Our Paw Print Genetics (PPG) clients frequently share with us some of the great ideas they utilize to help in their quest to produce happy and healthy litters. Recently, one of our wonderful clients (for this blog, I will call her Carol) gave me an awesome tip regarding her method for drying out umbilical cords, docked tails, or dew claws that she intends to send to PPG as samples for DNA extraction and genetic testing.
Carol’s method involves pulling out her old trusty muffin tin and using the paper liners typically used for baking. Carol prepares one paper liner for each puppy by writing the specific puppy’s name (most commonly corresponding to the puppy’s collar color) as well as the Paw Print Genetics ID number that is generated on the PPG website when a dog is added to an account. She then places each liner into one of the metal cups in the muffin tin.
As her veterinarian collects each sample, Carol carefully deposits each sample into the labeled liner corresponding to the correct puppy. To prevent DNA contamination between puppies, she requests that the veterinarian clean the tools and change gloves before collecting the sample on the next pup. This is repeated until the samples from all puppies have been collected.
When the veterinarian has finished with each puppy, Carol puts a clean paper towel on top of the muffin tin containing the samples and tapes it down tight, so that no foreign bodies get on or in the samples. When Carol gets home, she places the muffin tin on top of the refrigerator where they can safely dry. Once these samples have dried for about a week, they are ready for shipment to Paw Print Genetics. Since only one dewclaw, ¼ of a docked tail, or ½ inch of the umbilical cord (from the side still attached to the placenta) are needed for genetic testing, prior to sending in the samples, Carol creates a second paper liner for each dog (with puppy name and ID number) and transfers the samples to be retained for each puppy to the second liner in case another sample is needed. Each liner containing either the sample for testing or the sample for storage is then placed in its own clean zip-lock bag. The air is removed from each bag prior to closure.

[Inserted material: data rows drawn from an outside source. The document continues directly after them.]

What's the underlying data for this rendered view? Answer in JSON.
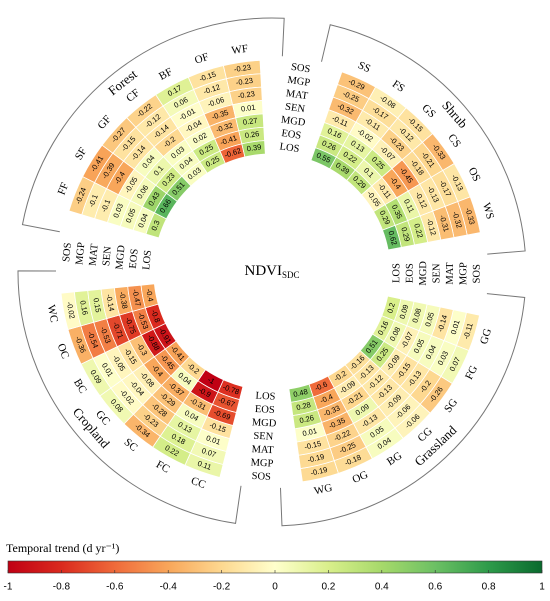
{
  "chart_data": {
    "type": "radial_heatmap",
    "center_label": "NDVI",
    "center_subscript": "SDC",
    "rows": [
      "SOS",
      "MGP",
      "MAT",
      "SEN",
      "MGD",
      "EOS",
      "LOS"
    ],
    "groups": [
      {
        "name": "Forest",
        "categories": [
          "FF",
          "SF",
          "GF",
          "CF",
          "BF",
          "OF",
          "WF"
        ],
        "values": [
          [
            -0.24,
            -0.1,
            -0.1,
            0.03,
            0.05,
            0.04,
            0.3
          ],
          [
            -0.41,
            -0.39,
            -0.4,
            -0.05,
            0.06,
            0.43,
            0.66
          ],
          [
            -0.27,
            -0.15,
            -0.14,
            0.04,
            0.1,
            0.23,
            0.51
          ],
          [
            -0.22,
            -0.12,
            -0.14,
            -0.2,
            0.03,
            0.04,
            0.03
          ],
          [
            0.17,
            0.06,
            -0.01,
            -0.04,
            0.02,
            0.25,
            0.25
          ],
          [
            -0.15,
            -0.12,
            -0.06,
            -0.35,
            -0.32,
            -0.41,
            -0.62
          ],
          [
            -0.23,
            -0.23,
            -0.23,
            0.01,
            0.27,
            0.26,
            0.39
          ]
        ]
      },
      {
        "name": "Shrub",
        "categories": [
          "SS",
          "FS",
          "GS",
          "CS",
          "OS",
          "WS"
        ],
        "values": [
          [
            -0.29,
            -0.25,
            -0.32,
            -0.11,
            0.16,
            0.26,
            0.55
          ],
          [
            -0.08,
            -0.17,
            -0.11,
            -0.02,
            0.13,
            0.22,
            0.39
          ],
          [
            -0.15,
            -0.12,
            -0.23,
            -0.07,
            0.25,
            0.1,
            0.29
          ],
          [
            -0.33,
            -0.21,
            -0.18,
            -0.45,
            -0.4,
            -0.11,
            -0.05
          ],
          [
            -0.13,
            -0.17,
            -0.13,
            -0.12,
            0.11,
            0.35,
            0.29
          ],
          [
            -0.33,
            -0.32,
            -0.31,
            -0.12,
            0.22,
            0.29,
            0.62
          ]
        ]
      },
      {
        "name": "Grassland",
        "categories": [
          "GG",
          "FG",
          "SG",
          "CG",
          "BG",
          "OG",
          "WG"
        ],
        "values": [
          [
            -0.11,
            0.01,
            -0.14,
            0.05,
            0.08,
            0.09,
            0.2
          ],
          [
            0.07,
            0.03,
            0.04,
            0.05,
            -0.07,
            0.08,
            0.16
          ],
          [
            -0.26,
            -0.2,
            -0.13,
            -0.15,
            -0.09,
            0.25,
            0.51
          ],
          [
            -0.06,
            -0.06,
            -0.09,
            -0.13,
            -0.12,
            -0.13,
            -0.16
          ],
          [
            0.04,
            0.05,
            -0.13,
            0.09,
            -0.21,
            -0.09,
            -0.2
          ],
          [
            -0.18,
            -0.25,
            -0.22,
            -0.35,
            -0.33,
            -0.4,
            -0.6
          ],
          [
            -0.19,
            -0.19,
            -0.15,
            0.01,
            0.26,
            0.28,
            0.48
          ]
        ]
      },
      {
        "name": "Cropland",
        "categories": [
          "CC",
          "FC",
          "SC",
          "GC",
          "BC",
          "OC",
          "WC"
        ],
        "values": [
          [
            0.11,
            0.07,
            0.01,
            -0.15,
            -0.69,
            -0.67,
            -0.78
          ],
          [
            0.22,
            0.18,
            0.13,
            0.04,
            -0.31,
            -0.9,
            -1
          ],
          [
            -0.34,
            -0.23,
            -0.28,
            -0.29,
            -0.37,
            0.04,
            -0.2
          ],
          [
            0.08,
            -0.02,
            -0.04,
            -0.08,
            -0.4,
            -0.45,
            -0.41
          ],
          [
            0.09,
            0.01,
            -0.05,
            -0.15,
            -0.3,
            -0.88,
            -0.91
          ],
          [
            -0.36,
            -0.54,
            -0.53,
            -0.71,
            -0.75,
            -0.53,
            -0.8
          ],
          [
            -0.02,
            0.16,
            0.15,
            -0.14,
            -0.38,
            -0.47,
            -0.4
          ]
        ]
      }
    ],
    "colorbar": {
      "label": "Temporal trend (d yr⁻¹)",
      "lim": [
        -1,
        1
      ],
      "ticks": [
        -1,
        -0.8,
        -0.6,
        -0.4,
        -0.2,
        0,
        0.2,
        0.4,
        0.6,
        0.8,
        1
      ],
      "colors": [
        "#c00014",
        "#da2a1e",
        "#ef6a3a",
        "#f8a65a",
        "#fdd890",
        "#ffffcc",
        "#d9ef8b",
        "#a6d96a",
        "#6cc064",
        "#2e9b4a",
        "#0a6a2e"
      ]
    }
  }
}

Once she has all the samples in the baggies, she places the bags containing the samples to be tested in a heavy padded mailer, reviews the requisition form for accuracy, and seals the mailer up tight for transit to the Paw Print Genetics laboratory:
- Paw Print Genetics
- 220 E Rowan, Suite 220
- Spokane, WA 99207
Given the importance of each DNA sample, we recommend purchasing tracking information on any package sent to PPG and sharing this information with us via phone call or email, so we can add it to the order in case we need to track the sample to the laboratory. We are happy to investigate shipping problems, such as lost packages, when requested by our clients.
Once the samples are received in the laboratory, an email notification is sent to notify the client of its arrival. It is at this time when our 14-day turnaround time starts for samples undergoing disease, coat color, or trait testing. Though most profiling or parentage testing is also completed within 14 days, results for these orders may occasionally take up to 3 to 4 weeks. Once your testing is completed and reviewed by our laboratory and medical directors, results are posted to your secure Paw Print Genetics account and we will notify you via email that they are available for download.
I hope that you find the muffin tin technique helpful for organizing your drying DNA samples. If you have any questions about this technique or have any other canine genetic testing questions, please feel free to contact the Paw Print Genetics Laboratory at AskUs@pawprintgenetics.com or give us a call during regular business hours at 509-483-5950 (Mon. to Fri.; 8 am to 5 pm PST) to speak to our helpful and knowledgeable staff. And if you have any helpful ideas to share, please let us know for a future blog.
Note: These guidelines are intended for those who desire early genetic testing on their puppies using otherwise discarded dewclaws, docked tails, or umbilical cords. This is not a guide on how or when to remove dew claws or dock tails and expert veterinary advice should be sought outside of this document to address these concerns.